The difference in the 2020s is that the winners can be global. Melbourne had one great newspaper business, and so did every meaningful city in the world. Now there’s Google, which dominates the Western world. Netflix is not just killing Australia’s Nine, it’s killing every free to air and cable channel in the world.

This is worth keeping in mind when contemplating the value of your business. Harrods and Selfridges were wonderful London-centric businesses. What if Farfetch is the Harrods of the world?

Standard Heuristics Are Flawed When Valuing Rapidly Growing Companies

All of this plays into the most common mistake. “Rocket to the Moon trades at 40x earnings, therefore it is expensive”. It’s a lazy conclusion (I’ve been guilty). And it can be very wrong.

Twenty years ago someone (me?) looking at Cochlear could have reached that exact conclusion. It was trading on a price to earnings ratio of more than 30.

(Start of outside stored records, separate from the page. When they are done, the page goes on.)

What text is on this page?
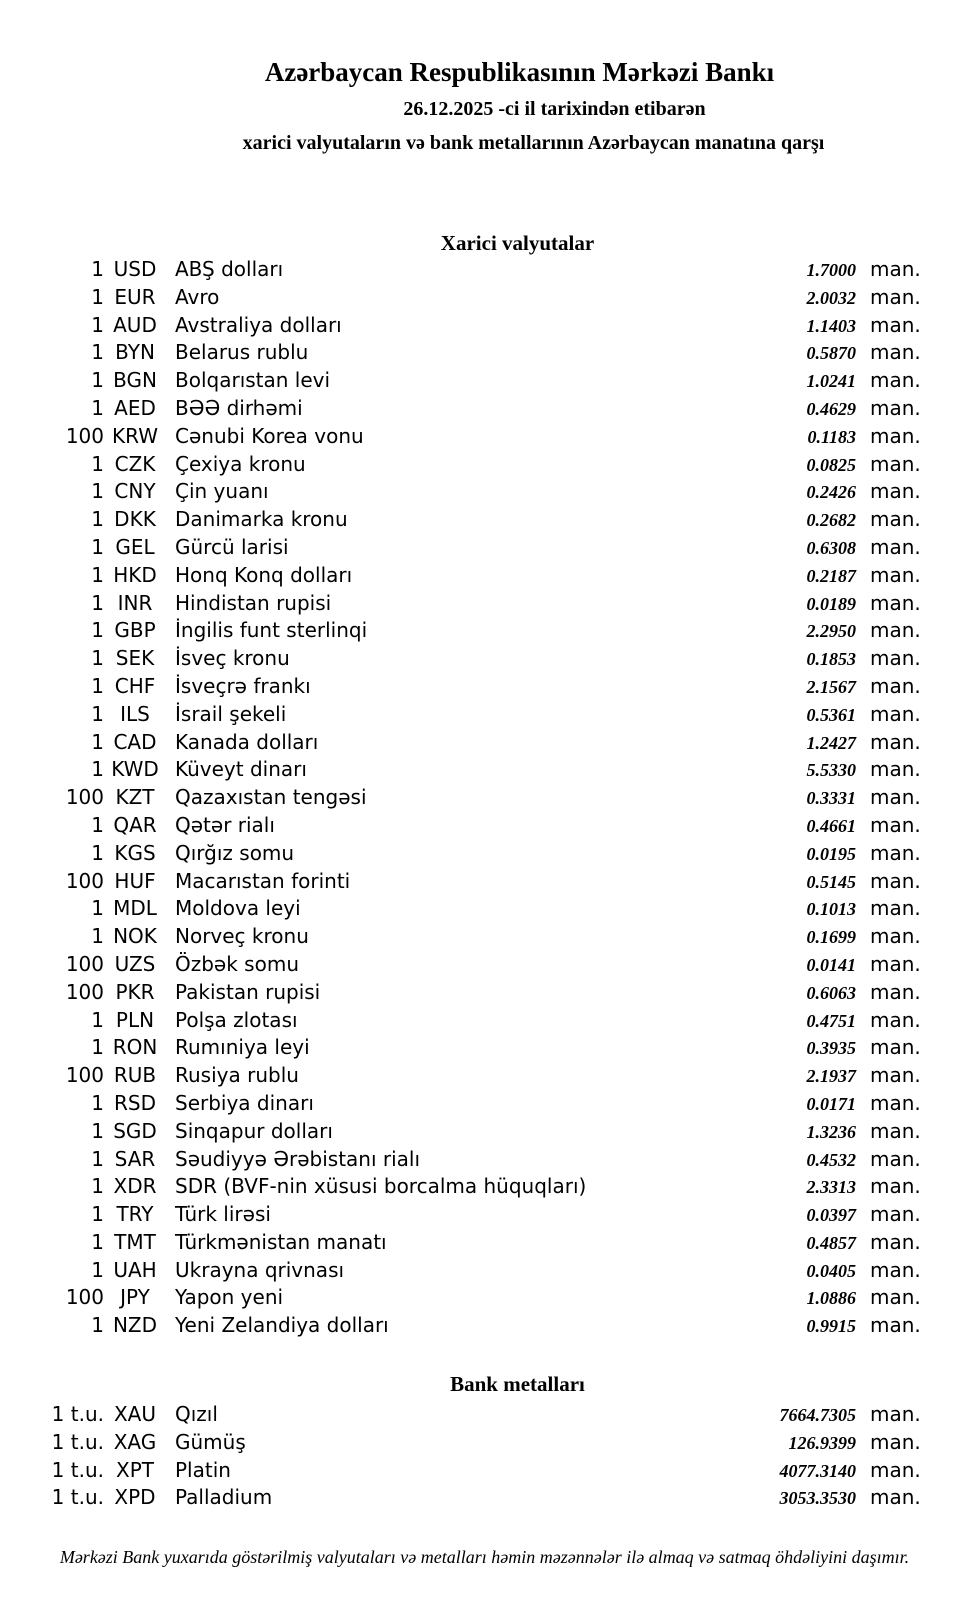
Azərbaycan Respublikasının Mərkəzi Bankı
26.12.2025 -ci il tarixindən etibarən
xarici valyutaların və bank metallarının Azərbaycan manatına qarşı
Xarici valyutalar
1 USD ABŞ dolları	1.7000 man.
1 EUR Avro	2.0032 man.
1 AUD Avstraliya dolları	1.1403 man.
1 BYN	Belarus rublu	0.5870 man.
1 BGN Bolqarıstan levi	1.0241 man.
1 AED BƏƏ dirhəmi	0.4629 man.
100 KRW Cənubi Korea vonu	0.1183 man.
1 CZK Çexiya kronu	0.0825 man.
1 CNY Çin yuanı	0.2426 man.
1 DKK Danimarka kronu	0.2682 man.
1 GEL	Gürcü larisi	0.6308 man.
1 HKD Honq Konq dolları	0.2187 man.
1 INR	Hindistan rupisi	0.0189 man.
1 GBP İngilis funt sterlinqi	2.2950 man.
1 SEK	İsveç kronu	0.1853 man.
1 CHF İsveçrə frankı	2.1567 man.
1 ILS	İsrail şekeli	0.5361 man.
1 CAD Kanada dolları	1.2427 man.
1 KWD Küveyt dinarı	5.5330 man.
100 KZT	Qazaxıstan tengəsi	0.3331 man.
1 QAR Qətər rialı	0.4661 man.
1 KGS Qırğız somu	0.0195 man.
100 HUF Macarıstan forinti	0.5145 man.
1 MDL Moldova leyi	0.1013 man.
1 NOK Norveç kronu	0.1699 man.
100 UZS Özbək somu	0.0141 man.
100 PKR	Pakistan rupisi	0.6063 man.
1 PLN	Polşa zlotası	0.4751 man.
1 RON Rumıniya leyi	0.3935 man.
100 RUB Rusiya rublu	2.1937 man.
1 RSD Serbiya dinarı	0.0171 man.
1 SGD Sinqapur dolları	1.3236 man.
1 SAR Səudiyyə Ərəbistanı rialı	0.4532 man.
1 XDR SDR (BVF-nin xüsusi borcalma hüquqları)	2.3313 man.
1 TRY	Türk lirəsi	0.0397 man.
1 TMT Türkmənistan manatı	0.4857 man.
1 UAH Ukrayna qrivnası	0.0405 man.
100 JPY	Yapon yeni	1.0886 man.
1 NZD Yeni Zelandiya dolları	0.9915 man.
Bank metalları
1 t.u. XAU Qızıl	7664.7305 man.
1 t.u. XAG Gümüş	126.9399 man.
1 t.u. XPT	Platin	4077.3140 man.
1 t.u. XPD Palladium	3053.3530 man.
Mərkəzi Bank yuxarıda göstərilmiş valyutaları və metalları həmin məzənnələr ilə almaq və satmaq öhdəliyini daşımır.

With the benefit of hindsight, you could have paid 150 times earnings and have still generated a 10% annual return (including dividends). All of these heuristics, or rules of thumb, have assumptions behind them that need to be probed. Under what scenario is 40 times earnings expensive? What would it take for 40 times earnings to be cheap?

Conventional measures lose relevance in the context of long-term compounding math. When a company compounds earnings exponentially (15% per annum for the last 20 years in the case of Cochlear), the fair value can be a seemingly absurdly high multiple of early-year earnings.

Conservatism Still The Name Of The Game

Having said all of that, I’d still argue the wider trend at the moment is towards dramatic overvaluation of potential growth. The logic used above is being applied to a lot of businesses that don’t deserve it. Very few of today’s optimistically priced growth stocks will become the next Google or Cochlear. And, because so much of the anticipated value depends on what happens in 10 and 20 years’ time, the consequences of overestimating long-term growth rates can be dramatic.

We need to be wary of selling just because a share price has risen. We need to put as much work into the decision to sell a great business as we did the decision to buy it.

But growth is just another variable. We’re going to apply the same margin of safety we apply to all the other variables. And we’re not going to let the exposure to any one business become an irresponsibly large part of either Forager portfolio.

As Scottish poet Robert Burns wrote in To a Mouse, “In proving foresight may be vain: The best laid schemes o’ mice an’ men, gang aft agley.” Often go awry they do.